Brooke froze. "A guy?"
"No, no, I don't know. Maybe a man, but possibly a woman. It's probably nothing, somebody waiting for somebody."
Brooke walked to the window and stared out. A car drove by, its headlights glowing in the mist, but no one appeared to be loitering at the park or anywhere along the street.
"When was this?"
Leah shrugged. "Hmm. About fifteen minutes ago, I think. Yeah . . . the last time I saw him was right before I heard the garage door go down, when you and Neal came up the stairs, into the kitchen."
"So where was he exactly?" Brooke was still scanning the street and trying not to let her imagination run away with her. But she couldn't dismiss the unsettling thought that Gideon had been outside, as well as inside her house. She felt invaded, sick at the thought. "Over there?" She pointed to the park entrance.

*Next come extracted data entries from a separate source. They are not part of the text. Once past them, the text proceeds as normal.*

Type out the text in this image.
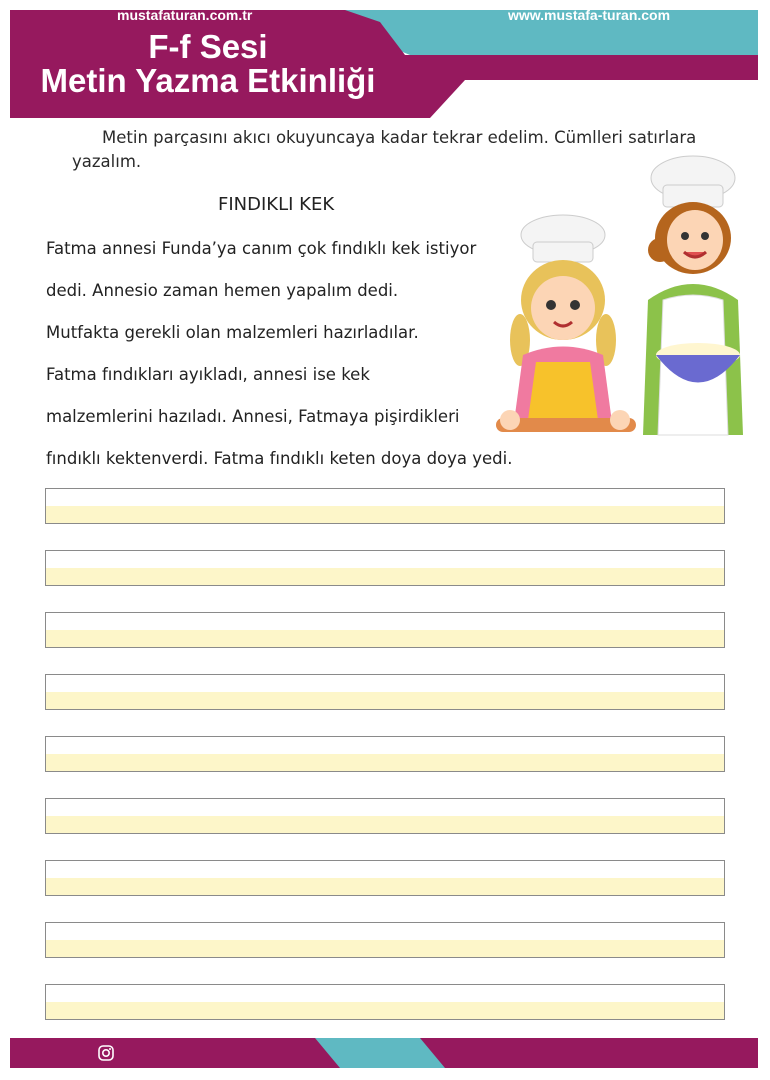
F-f Sesi
Metin Yazma Etkinliği
Metin parçasını akıcı okuyuncaya kadar tekrar edelim. Cümlleri satırlara yazalım.
FINDIKLI KEK
Fatma annesi Funda’ya canım çok fındıklı kek istiyor
dedi. Annesio zaman hemen yapalım dedi.
Mutfakta gerekli olan malzemleri hazırladılar.
Fatma fındıkları ayıkladı, annesi ise kek
malzemlerini hazıladı. Annesi, Fatmaya pişirdikleri
fındıklı kektenverdi. Fatma fındıklı keten doya doya yedi.
mustafaturan.com.tr	www.mustafa-turan.com
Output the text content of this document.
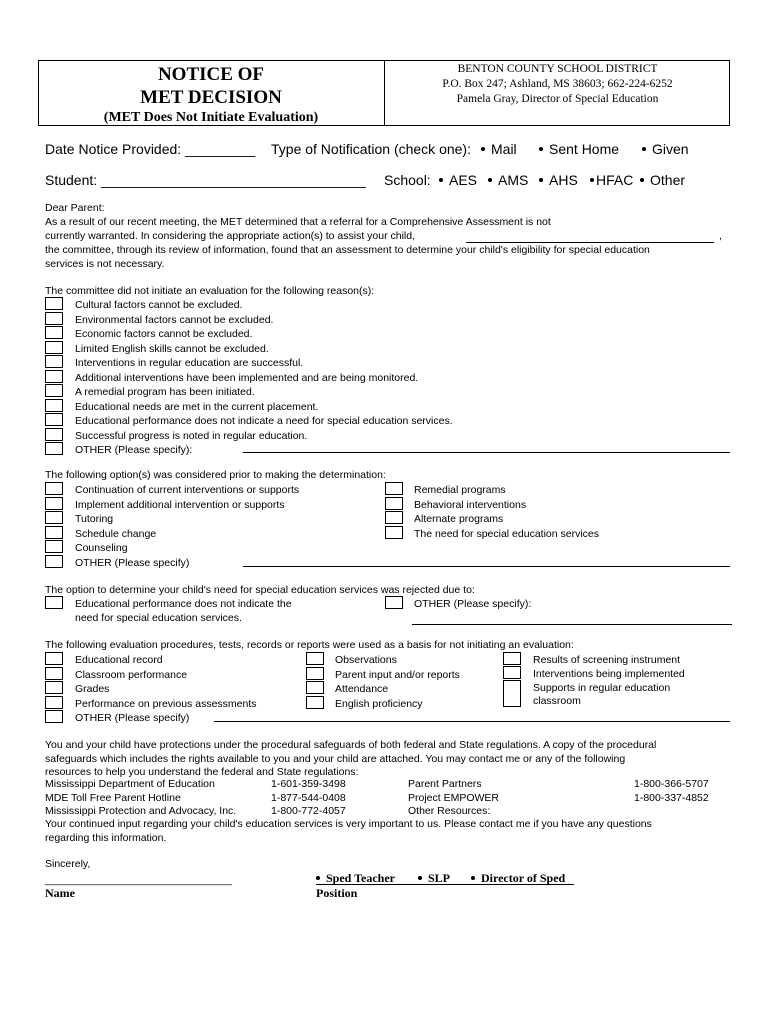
NOTICE OF
MET DECISION
(MET Does Not Initiate Evaluation)
BENTON COUNTY SCHOOL DISTRICT
P.O. Box 247; Ashland, MS 38603; 662-224-6252
Pamela Gray, Director of Special Education
Date Notice Provided: _________ Type of Notification (check one):	Mail	Sent Home	Given
Student: __________________________________ School:	AES	AMS	AHS	HFAC	Other
Dear Parent:
As a result of our recent meeting, the MET determined that a referral for a Comprehensive Assessment is not
currently warranted. In considering the appropriate action(s) to assist your child,	,
the committee, through its review of information, found that an assessment to determine your child's eligibility for special education
services is not necessary.
The committee did not initiate an evaluation for the following reason(s):
Cultural factors cannot be excluded.
Environmental factors cannot be excluded.
Economic factors cannot be excluded.
Limited English skills cannot be excluded.
Interventions in regular education are successful.
Additional interventions have been implemented and are being monitored.
A remedial program has been initiated.
Educational needs are met in the current placement.
Educational performance does not indicate a need for special education services.
Successful progress is noted in regular education.
OTHER (Please specify):
The following option(s) was considered prior to making the determination:
Continuation of current interventions or supports
Implement additional intervention or supports
Tutoring
Schedule change
Counseling
OTHER (Please specify)
Remedial programs
Behavioral interventions
Alternate programs
The need for special education services
The option to determine your child's need for special education services was rejected due to:
Educational performance does not indicate the
need for special education services.
OTHER (Please specify):
The following evaluation procedures, tests, records or reports were used as a basis for not initiating an evaluation:
Educational record
Classroom performance
Grades
Performance on previous assessments
OTHER (Please specify)
Observations
Parent input and/or reports
Attendance
English proficiency
Results of screening instrument
Interventions being implemented
Supports in regular education
classroom
You and your child have protections under the procedural safeguards of both federal and State regulations. A copy of the procedural
safeguards which includes the rights available to you and your child are attached. You may contact me or any of the following
resources to help you understand the federal and State regulations:
Mississippi Department of Education	1-601-359-3498	Parent Partners	1-800-366-5707
MDE Toll Free Parent Hotline	1-877-544-0408	Project EMPOWER	1-800-337-4852
Mississippi Protection and Advocacy, Inc.	1-800-772-4057	Other Resources:
Your continued input regarding your child's education services is very important to us. Please contact me if you have any questions
regarding this information.
Sincerely,
________________________________
Name
Sped Teacher	SLP	Director of Sped
Position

"By the park entrance." Leah joined Brooke at the window, their pale reflections side by side, like ghosts wavering in the old glass. But the area outside the walls of the park was empty, no one standing near the gate, no one standing beneath the lamppost. She only saw a solitary man in a jacket and a driver's cap come out of the park. He was walking his dachshund and paused at the corner while the dog sniffed the stop sign. As he crossed the street, Brooke told herself it was nothing.
Losing interest in any activity, Leah picked up her book. "You'll talk to Neal?"
"Yes. Absolutely tonight."
"Good. Because I need to get back, much as I love it here. Things to do, you know. Not fun things, but"—she shrugged as she started for the stairs—"it has to be done. Again."
Leah headed to her room just as Brooke heard the faintest sound of a vibration coming from the kitchen. She turned to the nook where she'd dropped her purse on a chair.
The burner phone.
Crap!
Rather than take a chance on someone coming up and surprising her, she hurried down the steps to the garage, where she removed the phone from its zippered pocket. There, on the bottom step in the darkness, she read the message glowing in the dark:
I hope pretty little Marilee is enjoying the dance.